Il y aurait matière à s’inspirer du régime local de la législation sociale en Alsace, qui accorde une plus grande place à la prévention. Ce changement d’orientation devrait aussi concerner les entreprises qui voient la médecine du travail et l’investissement dans l’amélioration des conditions de travail avant tout comme un coût : « Faire de la prévention permet d’éviter des accidents du travail mais aussi l’apparition de maladies professionnelles et donc de diminuer à long terme les coûts de réparation pour les employeurs et pour la société. » témoigne Aurélie Bouabca, inspectrice du travail.

Dans le maintien de la cohésion sociale, les entreprises ont également un rôle important à jouer, la plupart des intervenants s’en montrent convaincus. « L’identité professionnelle est constitutive de l’identité sociale, explique Isabelle Barth, directrice générale de l’EM Strasbourg Business School. La crise que nous traversons accentue les crispations entre les individus.
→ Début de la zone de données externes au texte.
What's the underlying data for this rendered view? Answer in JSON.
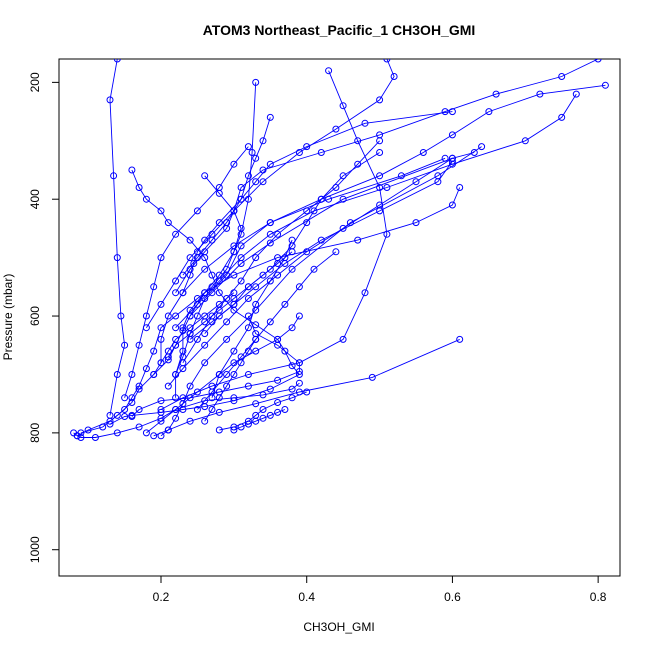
{
  "chart_data": {
    "type": "line",
    "title": "ATOM3 Northeast_Pacific_1 CH3OH_GMI",
    "xlabel": "CH3OH_GMI",
    "ylabel": "Pressure (mbar)",
    "xlim": [
      0.06,
      0.83
    ],
    "ylim": [
      1045,
      160
    ],
    "y_reversed": true,
    "grid": false,
    "legend": "none",
    "color": "#0000ff",
    "xticks": [
      0.2,
      0.4,
      0.6,
      0.8
    ],
    "xtick_labels": [
      "0.2",
      "0.4",
      "0.6",
      "0.8"
    ],
    "yticks": [
      200,
      400,
      600,
      800,
      1000
    ],
    "ytick_labels": [
      "200",
      "400",
      "600",
      "800",
      "1000"
    ],
    "series": [
      {
        "x": [
          0.08,
          0.085,
          0.09,
          0.11,
          0.14,
          0.17,
          0.2,
          0.22,
          0.26,
          0.3,
          0.34,
          0.38,
          0.39
        ],
        "y": [
          800,
          805,
          808,
          808,
          800,
          790,
          775,
          760,
          745,
          740,
          735,
          725,
          715
        ]
      },
      {
        "x": [
          0.13,
          0.15,
          0.16,
          0.2,
          0.23,
          0.26,
          0.3,
          0.35,
          0.39,
          0.38,
          0.37,
          0.36,
          0.33,
          0.3,
          0.28,
          0.27,
          0.26,
          0.24,
          0.21,
          0.2,
          0.18,
          0.17,
          0.16
        ],
        "y": [
          785,
          772,
          770,
          765,
          760,
          755,
          745,
          725,
          700,
          685,
          660,
          640,
          615,
          590,
          560,
          530,
          500,
          470,
          440,
          420,
          400,
          380,
          350
        ]
      },
      {
        "x": [
          0.085,
          0.1,
          0.13,
          0.15,
          0.16,
          0.17,
          0.18,
          0.19,
          0.2,
          0.22,
          0.25,
          0.27,
          0.29,
          0.3,
          0.31,
          0.3,
          0.28,
          0.26
        ],
        "y": [
          805,
          795,
          780,
          760,
          740,
          720,
          690,
          660,
          620,
          600,
          570,
          550,
          520,
          490,
          450,
          420,
          390,
          360
        ]
      },
      {
        "x": [
          0.09,
          0.12,
          0.14,
          0.16,
          0.17,
          0.19,
          0.21,
          0.22,
          0.23,
          0.24,
          0.27,
          0.31,
          0.35,
          0.45,
          0.6,
          0.63
        ],
        "y": [
          800,
          790,
          770,
          748,
          725,
          700,
          675,
          650,
          625,
          600,
          560,
          510,
          475,
          400,
          330,
          320
        ]
      },
      {
        "x": [
          0.13,
          0.14,
          0.15,
          0.145,
          0.14,
          0.135,
          0.13,
          0.14
        ],
        "y": [
          770,
          700,
          650,
          600,
          500,
          360,
          230,
          160
        ]
      },
      {
        "x": [
          0.16,
          0.17,
          0.2,
          0.24,
          0.28,
          0.32,
          0.36,
          0.39,
          0.39,
          0.36,
          0.33,
          0.32
        ],
        "y": [
          772,
          760,
          745,
          740,
          730,
          720,
          710,
          695,
          680,
          650,
          630,
          600
        ]
      },
      {
        "x": [
          0.2,
          0.21,
          0.22,
          0.23,
          0.24,
          0.26,
          0.29,
          0.33,
          0.38,
          0.46,
          0.58,
          0.64
        ],
        "y": [
          805,
          795,
          775,
          750,
          720,
          680,
          640,
          590,
          520,
          440,
          360,
          310
        ]
      },
      {
        "x": [
          0.28,
          0.3,
          0.32,
          0.33,
          0.34,
          0.36,
          0.38,
          0.4
        ],
        "y": [
          795,
          790,
          780,
          770,
          760,
          748,
          740,
          730
        ]
      },
      {
        "x": [
          0.19,
          0.21,
          0.24,
          0.28,
          0.33,
          0.39,
          0.49,
          0.61
        ],
        "y": [
          805,
          795,
          780,
          765,
          750,
          730,
          705,
          640
        ]
      },
      {
        "x": [
          0.22,
          0.22,
          0.23,
          0.23,
          0.24,
          0.26,
          0.3,
          0.36,
          0.47,
          0.55,
          0.6,
          0.61
        ],
        "y": [
          740,
          700,
          660,
          620,
          590,
          560,
          530,
          500,
          470,
          440,
          410,
          380
        ]
      },
      {
        "x": [
          0.22,
          0.23,
          0.24,
          0.25,
          0.26,
          0.29,
          0.31,
          0.35,
          0.43,
          0.53,
          0.59
        ],
        "y": [
          700,
          670,
          630,
          600,
          570,
          530,
          480,
          440,
          400,
          360,
          330
        ]
      },
      {
        "x": [
          0.23,
          0.24,
          0.245,
          0.25,
          0.26,
          0.28,
          0.31,
          0.33,
          0.35,
          0.4,
          0.48,
          0.6
        ],
        "y": [
          560,
          530,
          510,
          490,
          470,
          440,
          400,
          370,
          340,
          310,
          270,
          250
        ]
      },
      {
        "x": [
          0.18,
          0.2,
          0.22,
          0.24,
          0.27,
          0.3,
          0.34,
          0.39,
          0.44,
          0.5,
          0.52,
          0.51
        ],
        "y": [
          620,
          580,
          540,
          500,
          460,
          420,
          370,
          320,
          280,
          230,
          190,
          160
        ]
      },
      {
        "x": [
          0.22,
          0.24,
          0.26,
          0.29,
          0.3,
          0.31,
          0.34,
          0.42,
          0.5,
          0.59,
          0.66,
          0.75,
          0.8
        ],
        "y": [
          560,
          520,
          490,
          450,
          420,
          380,
          350,
          320,
          290,
          250,
          220,
          190,
          160
        ]
      },
      {
        "x": [
          0.23,
          0.25,
          0.27,
          0.29,
          0.31,
          0.32,
          0.33,
          0.34,
          0.35
        ],
        "y": [
          530,
          500,
          470,
          440,
          400,
          360,
          330,
          300,
          260
        ]
      },
      {
        "x": [
          0.24,
          0.26,
          0.28,
          0.3,
          0.31,
          0.32,
          0.325,
          0.33
        ],
        "y": [
          600,
          560,
          530,
          490,
          460,
          400,
          320,
          200
        ]
      },
      {
        "x": [
          0.2,
          0.2,
          0.21,
          0.23,
          0.26,
          0.3,
          0.35,
          0.42,
          0.5,
          0.56,
          0.6,
          0.65,
          0.72,
          0.81
        ],
        "y": [
          680,
          640,
          600,
          560,
          520,
          480,
          440,
          400,
          360,
          320,
          290,
          250,
          220,
          205
        ]
      },
      {
        "x": [
          0.22,
          0.25,
          0.28,
          0.31,
          0.35,
          0.41,
          0.51,
          0.6,
          0.7,
          0.75,
          0.77
        ],
        "y": [
          620,
          580,
          540,
          500,
          460,
          420,
          380,
          340,
          300,
          260,
          220
        ]
      },
      {
        "x": [
          0.15,
          0.16,
          0.17,
          0.18,
          0.19,
          0.2,
          0.22,
          0.25,
          0.28,
          0.3,
          0.32
        ],
        "y": [
          740,
          700,
          650,
          600,
          550,
          500,
          460,
          420,
          380,
          340,
          310
        ]
      },
      {
        "x": [
          0.26,
          0.28,
          0.3,
          0.32,
          0.35,
          0.38,
          0.4,
          0.42,
          0.45,
          0.5
        ],
        "y": [
          630,
          600,
          580,
          550,
          520,
          480,
          440,
          400,
          360,
          320
        ]
      },
      {
        "x": [
          0.24,
          0.27,
          0.3,
          0.33,
          0.37,
          0.42,
          0.5,
          0.58,
          0.6
        ],
        "y": [
          640,
          610,
          580,
          550,
          510,
          470,
          420,
          370,
          335
        ]
      },
      {
        "x": [
          0.2,
          0.23,
          0.27,
          0.32,
          0.39,
          0.45,
          0.48,
          0.51,
          0.5,
          0.47,
          0.45,
          0.43
        ],
        "y": [
          760,
          740,
          720,
          700,
          680,
          640,
          560,
          460,
          380,
          300,
          240,
          180
        ]
      },
      {
        "x": [
          0.27,
          0.28,
          0.3,
          0.32,
          0.33,
          0.35,
          0.37,
          0.38
        ],
        "y": [
          740,
          700,
          660,
          620,
          580,
          540,
          500,
          470
        ]
      },
      {
        "x": [
          0.18,
          0.2,
          0.22,
          0.25,
          0.28,
          0.3,
          0.33,
          0.36,
          0.38,
          0.39
        ],
        "y": [
          800,
          780,
          760,
          730,
          700,
          680,
          660,
          640,
          620,
          600
        ]
      },
      {
        "x": [
          0.23,
          0.25,
          0.27,
          0.29,
          0.31,
          0.33,
          0.36,
          0.4,
          0.44,
          0.47,
          0.5
        ],
        "y": [
          680,
          640,
          600,
          570,
          540,
          500,
          460,
          420,
          380,
          340,
          300
        ]
      },
      {
        "x": [
          0.25,
          0.27,
          0.29,
          0.31,
          0.33,
          0.35,
          0.37,
          0.39,
          0.41,
          0.44
        ],
        "y": [
          760,
          730,
          700,
          670,
          640,
          610,
          580,
          550,
          520,
          490
        ]
      },
      {
        "x": [
          0.21,
          0.23,
          0.26,
          0.29,
          0.32,
          0.36,
          0.4,
          0.45,
          0.5,
          0.55,
          0.6
        ],
        "y": [
          720,
          690,
          650,
          610,
          570,
          530,
          490,
          450,
          410,
          370,
          330
        ]
      },
      {
        "x": [
          0.26,
          0.27,
          0.28,
          0.29,
          0.3,
          0.31,
          0.32,
          0.33
        ],
        "y": [
          780,
          760,
          740,
          720,
          700,
          680,
          660,
          640
        ]
      },
      {
        "x": [
          0.3,
          0.31,
          0.32,
          0.33,
          0.34,
          0.35,
          0.36,
          0.37
        ],
        "y": [
          795,
          790,
          785,
          780,
          775,
          770,
          765,
          760
        ]
      },
      {
        "x": [
          0.21,
          0.22,
          0.24,
          0.26,
          0.28,
          0.3,
          0.32,
          0.34,
          0.36,
          0.38
        ],
        "y": [
          670,
          650,
          630,
          610,
          590,
          570,
          550,
          530,
          510,
          490
        ]
      },
      {
        "x": [
          0.19,
          0.2,
          0.21,
          0.22,
          0.24,
          0.26,
          0.28,
          0.3
        ],
        "y": [
          700,
          680,
          660,
          640,
          620,
          600,
          580,
          560
        ]
      }
    ]
  }
}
Les entreprises doivent travailler sur la confiance et la reconnaissance des salariés. »

Dans l’imaginaire des Français, le facteur demeure un élément fort du lien social, particulièrement dans les zones rurales et auprès des personnes âgées : « Il rend de menus services, apporte du pain ou des médicaments, précise Jacques Perrier, délégué régional de La Poste région Est. Mais est-ce encore son rôle dans le monde moderne ? L’attachement de nos concitoyens à cette figure de la cohésion sociale pourrait nous conduire à réfléchir pour enrichir sa mission, avec une aide aux personnes dépendantes par exemple. »

La lutte contre l’exclusion gagnerait à sortir d’un système vertical pour une meilleure collaboration entre les acteurs, avec une plus grande responsabilisation des individus. « L’intelligence collective se développe de façon intéressante grâce à Internet et aux réseaux sociaux, juge François Loos, vice-président du Conseil régional. On le voit avec le crowdfunding (financement participatif de projets favorisant l’entraide). » D’autres initiatives sur le terrain - création de monnaies locales, réseaux d’échange d’objets de seconde main, etc – pourraient nourrir l’innovation sociale.